The Rio Vista Gas Field is a large natural gas field in the Sacramento–San Joaquin River Delta in northern California, adjacent to Rio Vista, California. Discovered in 1936, and in continuous operation since, it has produced over 3.6 e12cuft of gas in its lifetime, and retains an estimated reserve of approximately 330 e9cuft. In 2008 alone, the most recent year for which data was available, it produced 18 e9cuft of gas. Spanning portions of three counties and covering over 29,000 acre, it is the largest natural gas field in California, and one of the fifteen largest in the United States.

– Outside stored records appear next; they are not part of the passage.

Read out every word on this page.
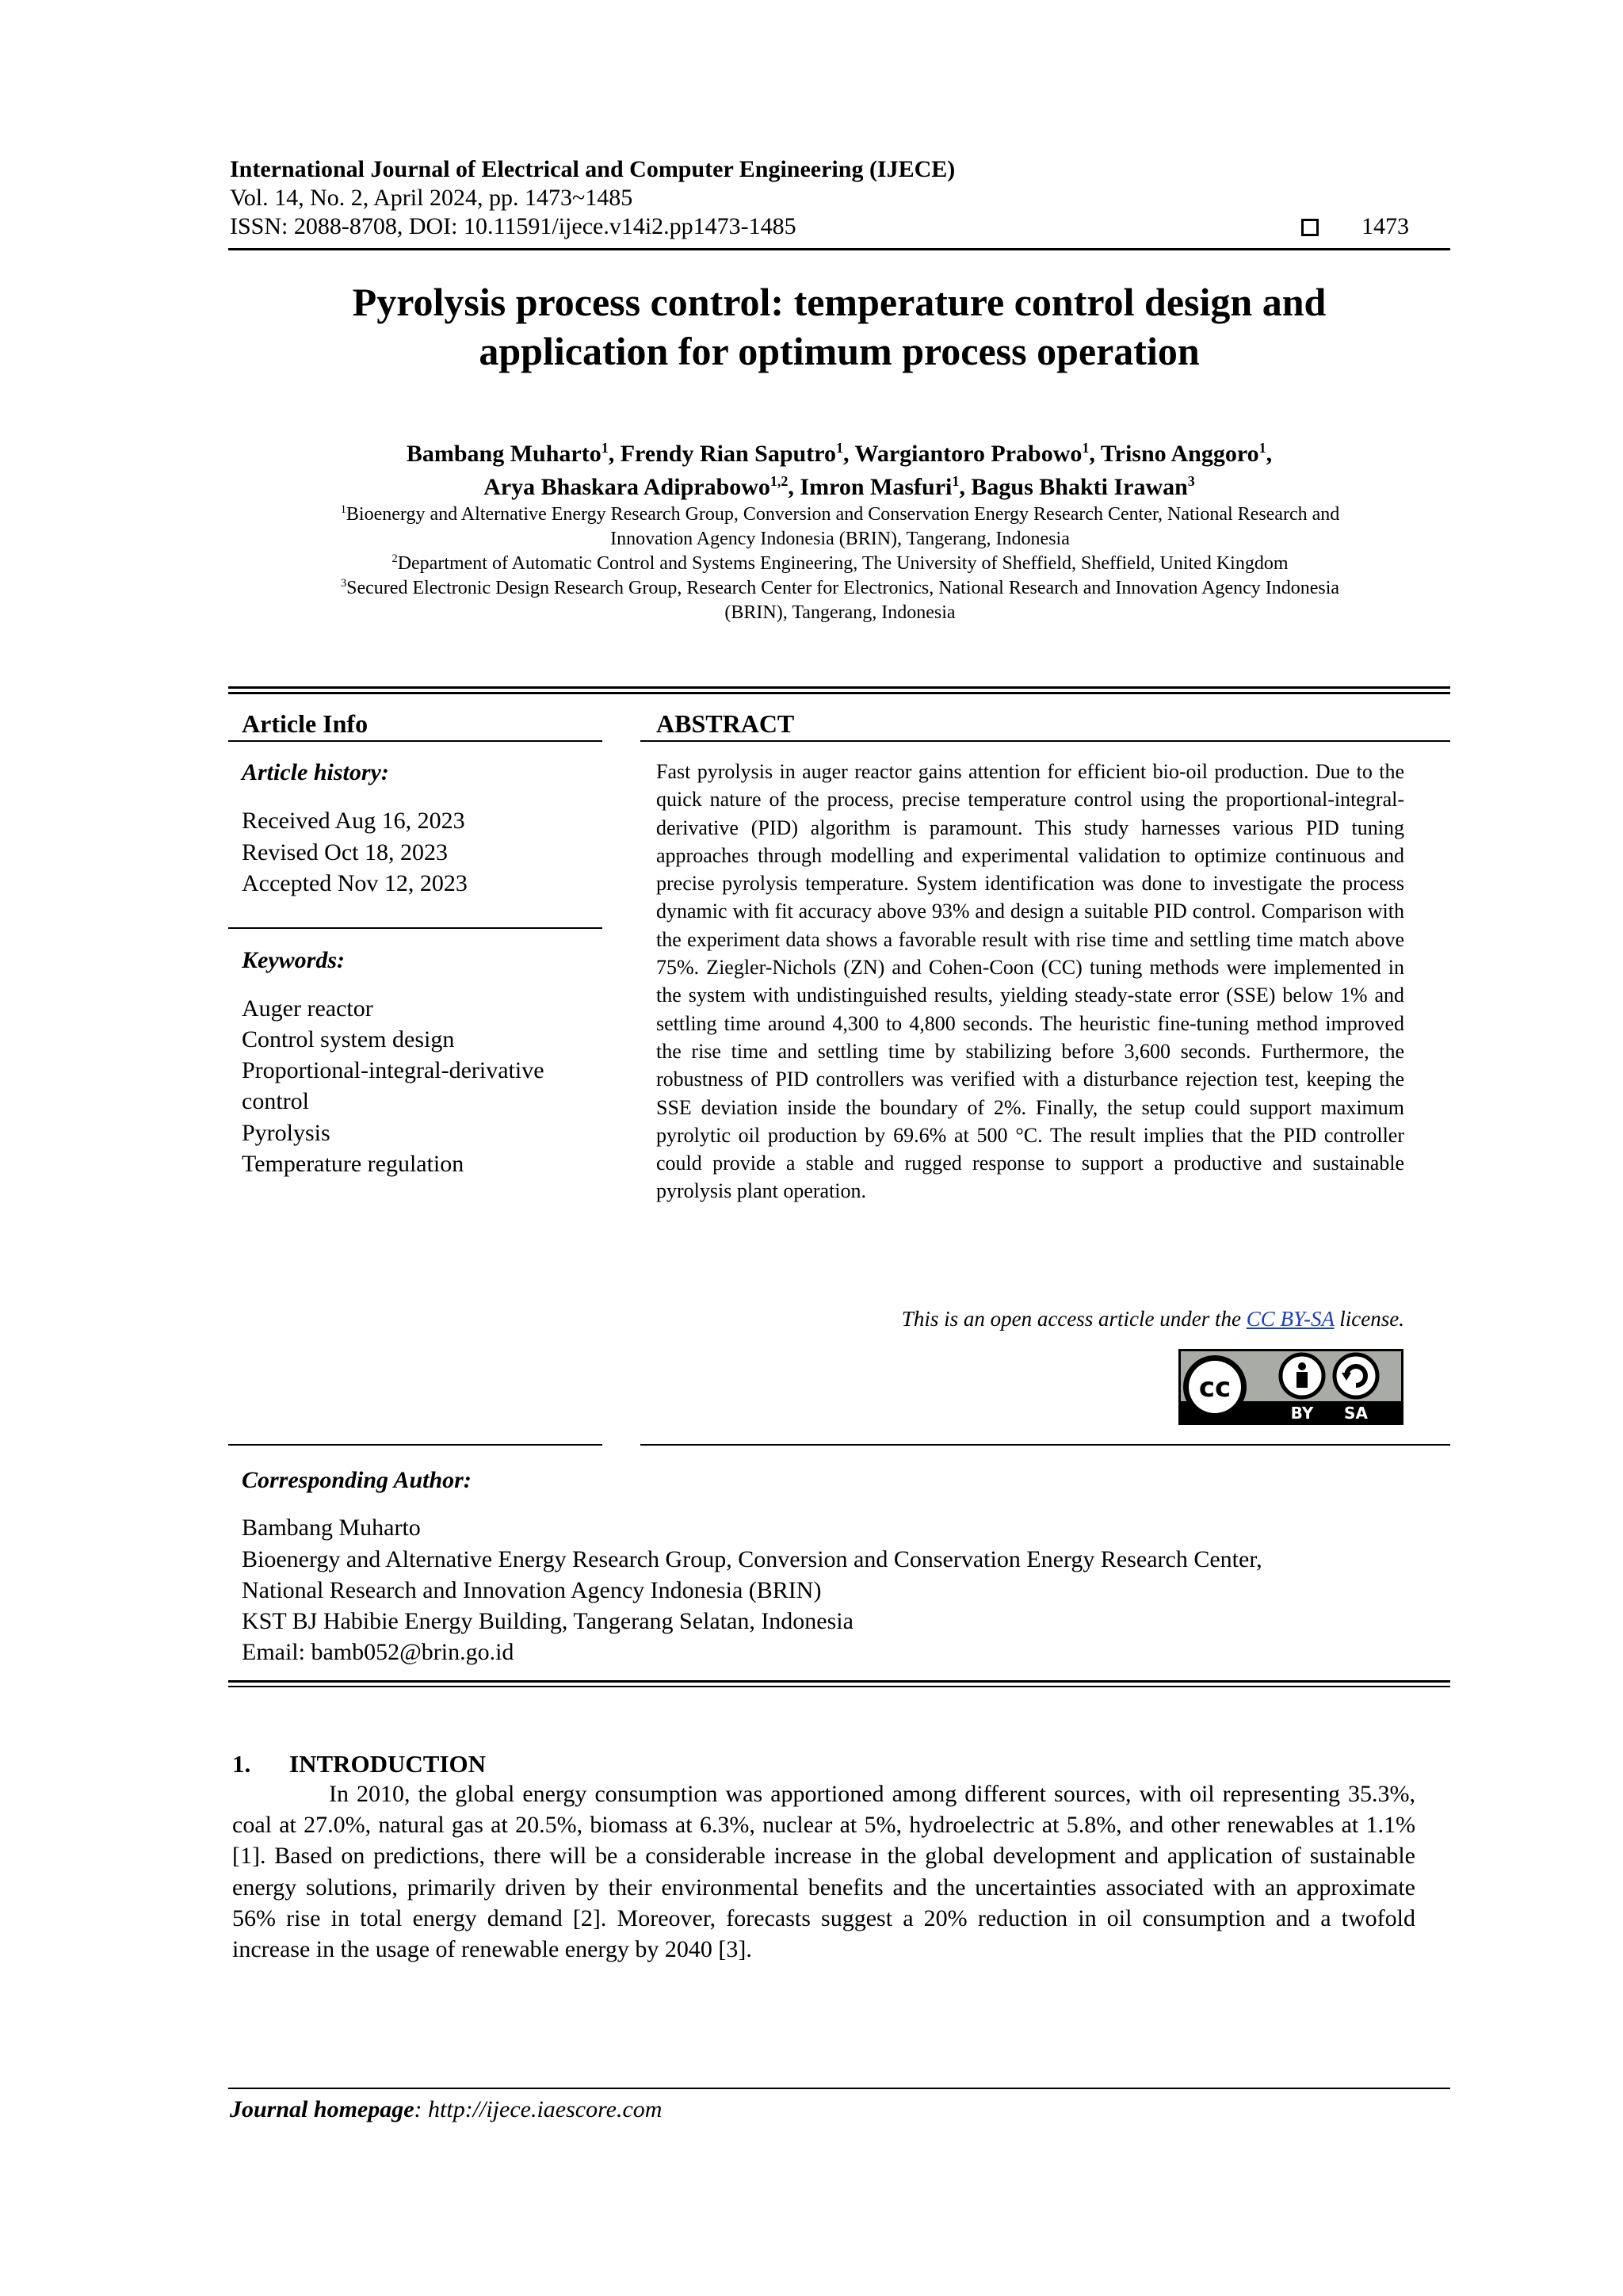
International Journal of Electrical and Computer Engineering (IJECE)
Vol. 14, No. 2, April 2024, pp. 1473~1485
ISSN: 2088-8708, DOI: 10.11591/ijece.v14i2.pp1473-1485	1473
Pyrolysis process control: temperature control design and
application for optimum process operation
Bambang Muharto$^1$, Frendy Rian Saputro$^1$, Wargiantoro Prabowo$^1$, Trisno Anggoro$^1$,
Arya Bhaskara Adiprabowo$^{1,2}$, Imron Masfuri$^1$, Bagus Bhakti Irawan$^3$
$^1$Bioenergy and Alternative Energy Research Group, Conversion and Conservation Energy Research Center, National Research and
Innovation Agency Indonesia (BRIN), Tangerang, Indonesia
$^2$Department of Automatic Control and Systems Engineering, The University of Sheffield, Sheffield, United Kingdom
$^3$Secured Electronic Design Research Group, Research Center for Electronics, National Research and Innovation Agency Indonesia
(BRIN), Tangerang, Indonesia
Article Info
Article history:
Received Aug 16, 2023
Revised Oct 18, 2023
Accepted Nov 12, 2023
Keywords:
Auger reactor
Control system design
Proportional-integral-derivative
control
Pyrolysis
Temperature regulation
ABSTRACT
Fast pyrolysis in auger reactor gains attention for efficient bio-oil production. Due to the quick nature of the process, precise temperature control using the proportional-integral-derivative (PID) algorithm is paramount. This study harnesses various PID tuning approaches through modelling and experimental validation to optimize continuous and precise pyrolysis temperature. System identification was done to investigate the process dynamic with fit accuracy above 93% and design a suitable PID control. Comparison with the experiment data shows a favorable result with rise time and settling time match above 75%. Ziegler-Nichols (ZN) and Cohen-Coon (CC) tuning methods were implemented in the system with undistinguished results, yielding steady-state error (SSE) below 1% and settling time around 4,300 to 4,800 seconds. The heuristic fine-tuning method improved the rise time and settling time by stabilizing before 3,600 seconds. Furthermore, the robustness of PID controllers was verified with a disturbance rejection test, keeping the SSE deviation inside the boundary of 2%. Finally, the setup could support maximum pyrolytic oil production by 69.6% at 500 °C. The result implies that the PID controller could provide a stable and rugged response to support a productive and sustainable pyrolysis plant operation.
This is an open access article under the CC BY-SA license.
cc
BY SA
Corresponding Author:
Bambang Muharto
Bioenergy and Alternative Energy Research Group, Conversion and Conservation Energy Research Center,
National Research and Innovation Agency Indonesia (BRIN)
KST BJ Habibie Energy Building, Tangerang Selatan, Indonesia
Email: bamb052@brin.go.id
1. INTRODUCTION
In 2010, the global energy consumption was apportioned among different sources, with oil representing 35.3%, coal at 27.0%, natural gas at 20.5%, biomass at 6.3%, nuclear at 5%, hydroelectric at 5.8%, and other renewables at 1.1% [1]. Based on predictions, there will be a considerable increase in the global development and application of sustainable energy solutions, primarily driven by their environmental benefits and the uncertainties associated with an approximate 56% rise in total energy demand [2]. Moreover, forecasts suggest a 20% reduction in oil consumption and a twofold increase in the usage of renewable energy by 2040 [3].
Journal homepage: http://ijece.iaescore.com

As of 2009, the primary operator on the field was Rosetta Resources of Houston, Texas, which owned 171 of the field's 189 active wells. The remaining 18 were run by several smaller operators, including Towne Exploration, Royale Energy, and Tri-Valley Oil & Gas.

==Geographic setting==
The gas field underlies portions of Solano, Sacramento, and Contra Costa counties, in the bottomlands of the Sacramento – San Joaquin River Delta as well as some adjacent upland areas in the Montezuma Hills. The town of Rio Vista is entirely surrounded by the gas field, and the Trilogy retirement community, north of Rio Vista, is on the field's northern boundary. Additionally, the city of Isleton is on the gas field near its eastern border with the River Island Gas Field. Several state highways intersect the field, providing primary surface transportation through the area. California State Route 12 crosses the gas field from west to east, bridging the Sacramento and Mokelumne Rivers; and California State Routes 84 and 160 cross the field from north to south, with Route 160 built on levees much of the way.

Much of the field underlies islands in the Delta, some of which are accessible only by ferry. Included in the gas field are Bradford Island, Twitchell Island, Brannan Island, Andrus Island, and parts of Tyler, Sherman, and Decker Island. Most of the land area within these islands – much of which is below sea level – consists of agricultural fields protected by levees constructed in the late 19th and early 20th centuries. Drilling and maintenance pads for the gas wells are interspersed among agricultural fields, recreational areas, vacation homes, and waterways. Elevations on the gas field range from around 180 ft in the Montezuma Hills southwest of Rio Vista to around ten feet below sea level in parts of the Delta islands protected by levees. Ground has been slowly subsiding in these areas for decades, due to a combination of peat decomposition, groundwater removal, and compaction of the underlying geologic structures from which trillions of cubic feet of gas have been removed.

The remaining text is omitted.